So geht es mir sehr oft. Aber ich glaube, dann muss man sich von der Vorstellung lösen, dass es "schön" sein muss, es sehen, wie es ist und dann trifft das ein, was Dämmerungshexe sagt (das werde ich von jetzt an üben). Den traurigen Blick des Rehs als Teil des Bildes, wie es richtig und tatsächlich ist, zu begreifen, die kahlen Gipfel auf der anderen Seite, die Maulwurfshügel, die umgefallenen Bäume weiter unten, einzubeziehen und somit ein neues Gesamtbild zu erschaffen. Das hat dann zwar eine andere Ästhetik, als die, die meisten Leute sehen, aber es wir jenem, der es so sehen kann, viel länger bleiben.

Guddy

#19
Man weiß doch, was man selber schön findet, warum nicht auch genau das anstreben? Was der Leser sieht, dass er die Bilder anders sieht, ist ja klar und gar nicht meine Sorge, sondern dass es mir nicht gefallen könnte.
"Drauflosschreiben" ist nur der Anfang, danach kommt die Überarbeitung und wenn ich meinen eigenen Wünschen und Ansprüchen nicht gerecht werde, macht mir das ganze keinen Spaß mehr. Ich bin nicht erfolgs- sondern ergebnisorientiert und das Ergebnis ist mein kreatives Werk. Andere (Leser, Lektoren...) sind mir da erstmal egal.

Zum Glück klappt es ja durchaus häufiger mal, dass ich meine eigenen Texte für mich passend und bilderhaft finde, sonst wäre ich nicht hier ;) Die Ästhetik einer Geschichte wird mir vermutlich immer wichtig bleiben und das finde ich auch, wenn ich so darüber nachdenke, ok.
Den inneren Lektor sollte ich aber dennoch häufiger ausknipsen, wenn es um erste Versionen eines Textes geht.
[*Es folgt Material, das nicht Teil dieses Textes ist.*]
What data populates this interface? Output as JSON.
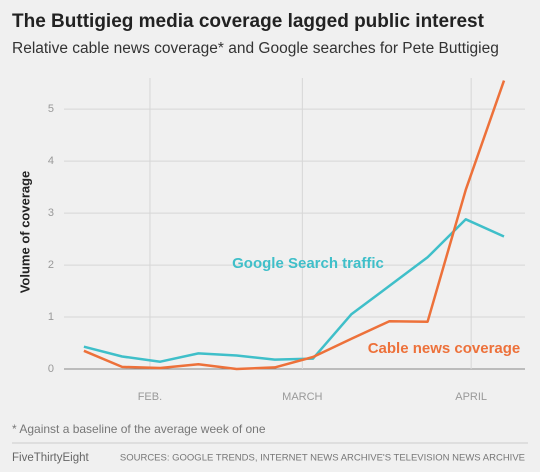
{
  "chart_data": {
    "type": "line",
    "title": "The Buttigieg media coverage lagged public interest",
    "subtitle": "Relative cable news coverage* and Google searches for Pete Buttigieg",
    "y_label": "Volume of coverage",
    "x": [
      0,
      1,
      2,
      3,
      4,
      5,
      6,
      7,
      8,
      9,
      10,
      11
    ],
    "xlim": [
      -0.52,
      11.55
    ],
    "xticks": [
      {
        "value": 1.73,
        "label": "FEB."
      },
      {
        "value": 5.72,
        "label": "MARCH"
      },
      {
        "value": 10.14,
        "label": "APRIL"
      }
    ],
    "ylim": [
      0,
      5.6
    ],
    "yticks": [
      0,
      1,
      2,
      3,
      4,
      5
    ],
    "grid": true,
    "series": [
      {
        "name": "Google Search traffic",
        "color": "#3fbfc9",
        "values": [
          0.43,
          0.24,
          0.14,
          0.3,
          0.26,
          0.18,
          0.2,
          1.05,
          1.6,
          2.15,
          2.88,
          2.55
        ]
      },
      {
        "name": "Cable news coverage",
        "color": "#ed713a",
        "values": [
          0.35,
          0.04,
          0.02,
          0.09,
          0.0,
          0.03,
          0.23,
          0.58,
          0.92,
          0.91,
          3.45,
          5.55
        ]
      }
    ],
    "footnote": "* Against a baseline of the average week of one",
    "credit": "FiveThirtyEight",
    "sources": "SOURCES: GOOGLE TRENDS, INTERNET NEWS ARCHIVE'S TELEVISION NEWS ARCHIVE"
  }
}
Zumindest für den Nano! ;D

FeeamPC

Ein Text muss auch nicht ästhetisch sein, um den Leser zu überzeugen (natürlich ist es schön, wenn er beides ist, ästhetisch und überzeugend). Er muss Assoziationen und Emotionen wecken, und den Leser aus seiner eigenen begrenzten Gedankenwelt hinausführen. Dann wird der Leser- unbeschadet der tatsächlichen Worte- das Gefühl haben, etwas zu erleben, und dann ist damit für ihn das Leseerlebnis perfekt.

Guddy

Zitat von: FeeamPC am 27. Oktober 2015, 09:55:27
Ein Text muss auch nicht ästhetisch sein, um den Leser zu überzeugen (natürlich ist es schön, wenn er beides ist, ästhetisch und überzeugend). Er muss Assoziationen und Emotionen wecken, und den Leser aus seiner eigenen begrenzten Gedankenwelt hinausführen. Dann wird der Leser- unbeschadet der tatsächlichen Worte- das Gefühl haben, etwas zu erleben, und dann ist damit für ihn das Leseerlebnis perfekt.
Und genau das macht die Ästhetik einer Geschichte aus, finde ich :)

Szazira

Ich habe es bereits oft bedauert, dass ich Szenen oder Menschen nicht so exakt beschreiben kann, wie ich sie manchmal vor meinem inneren Auge sehe. Ich bedaure dann, dass ich nicht zeichnen kann um den Anderen genau jenes Bild genau so zu zeigen, wie ich es sehe. Auf der anderen Seite hat mich ein sehr guter Zeichner mal ausgelacht, als ich dies ansprach. Dieser meinte, seine Bilder werden nie wirklich so, wie er sie sich vorstellt und jeder würde etwas anderes sehen, weil jeder mit einem anderen Erfahrungsschatz an diese Bilder herangeht. Wir meinen nur das zu sehen, was Autor oder Zeichner aussagen wollte. So auch an die Bilder, die wir mit Worten malen. Ähnlich empfinde ich es auch mit anderen Kunstformen. Jede ist für eine bestimmte Übermittlung an Botschaft die Geeignetste.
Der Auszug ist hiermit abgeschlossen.